There's three great whiskies in the world and the all come from the same small island of Islay -- Laphroaig, Lagavulin and Ardbeg. After those, there's a lot of empty space till the fourth comes in (for me, personally, that would be Balvenie's).

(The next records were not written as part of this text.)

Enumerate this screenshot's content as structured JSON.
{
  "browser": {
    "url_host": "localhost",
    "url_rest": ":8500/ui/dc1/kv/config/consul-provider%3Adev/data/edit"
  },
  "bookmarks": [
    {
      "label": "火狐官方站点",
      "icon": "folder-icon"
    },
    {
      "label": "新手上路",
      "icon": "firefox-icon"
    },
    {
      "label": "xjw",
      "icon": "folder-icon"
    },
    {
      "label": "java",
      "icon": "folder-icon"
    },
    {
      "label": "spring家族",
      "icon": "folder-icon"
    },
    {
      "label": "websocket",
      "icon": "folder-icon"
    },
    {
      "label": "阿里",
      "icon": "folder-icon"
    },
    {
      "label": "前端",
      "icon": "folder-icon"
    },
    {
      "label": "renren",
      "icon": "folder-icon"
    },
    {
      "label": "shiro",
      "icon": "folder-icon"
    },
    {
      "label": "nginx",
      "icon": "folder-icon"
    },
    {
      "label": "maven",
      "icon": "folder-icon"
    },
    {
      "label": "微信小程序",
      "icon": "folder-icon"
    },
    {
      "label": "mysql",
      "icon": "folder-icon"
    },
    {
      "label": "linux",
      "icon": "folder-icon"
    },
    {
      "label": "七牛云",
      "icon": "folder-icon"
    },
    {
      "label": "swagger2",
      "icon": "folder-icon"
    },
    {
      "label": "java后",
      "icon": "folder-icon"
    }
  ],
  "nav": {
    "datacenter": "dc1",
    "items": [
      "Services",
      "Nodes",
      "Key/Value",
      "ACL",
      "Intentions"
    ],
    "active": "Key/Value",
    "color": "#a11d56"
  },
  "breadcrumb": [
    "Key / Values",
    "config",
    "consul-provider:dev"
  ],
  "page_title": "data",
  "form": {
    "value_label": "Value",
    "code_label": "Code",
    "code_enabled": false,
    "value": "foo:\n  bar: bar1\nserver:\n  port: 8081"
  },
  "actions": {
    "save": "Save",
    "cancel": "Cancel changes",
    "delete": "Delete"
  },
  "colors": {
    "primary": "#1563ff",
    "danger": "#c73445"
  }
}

I would place Bowmore's (15 year or older) and Caol Illa in 3rd and 4th with Ardbeg 5th, but Laphroaig (when we can find it)is our favorite hand's down. My husband likes Taliskers too, but it is a bit fiery raw for me. Islay rules!!
08/24/2006 08:50:31 PM · #19
My favorite is Midleton Very Rare, it's a fine whiskey.

Message edited by author 2006-08-24 20:51:11.
08/24/2006 08:59:57 PM · #20
Originally posted by Bosborne:

You all haven't lived til you taste the ''real whiskey'' which is ''BOURBON" and only found in Kentucky!
The REAL stuff


Here, here! I second that. In fact, I'll drink to it! (Though scotch will do in a pinch...)
08/24/2006 09:13:24 PM · #21
Jim Beam, oh yeah!
08/24/2006 09:14:35 PM · #22
Being a poor college student, I have an affinity for Jack Daniel's and Maker's Mark
08/24/2006 09:45:34 PM · #23
We even have a festival JUST for bourbon! After all we ARE the Bourbon Capital of the world!

Kentucky Bourbon Festival

I even won the poster contest in 2001 for my "Take Your Best Shot!" poster. Check it out!

Thanks for your post too Grandwazoo! You know your bourbons!!
08/24/2006 09:46:13 PM · #24
Isn't it ironic that Jack Daniels Distillery is in a dry county in Kentucky?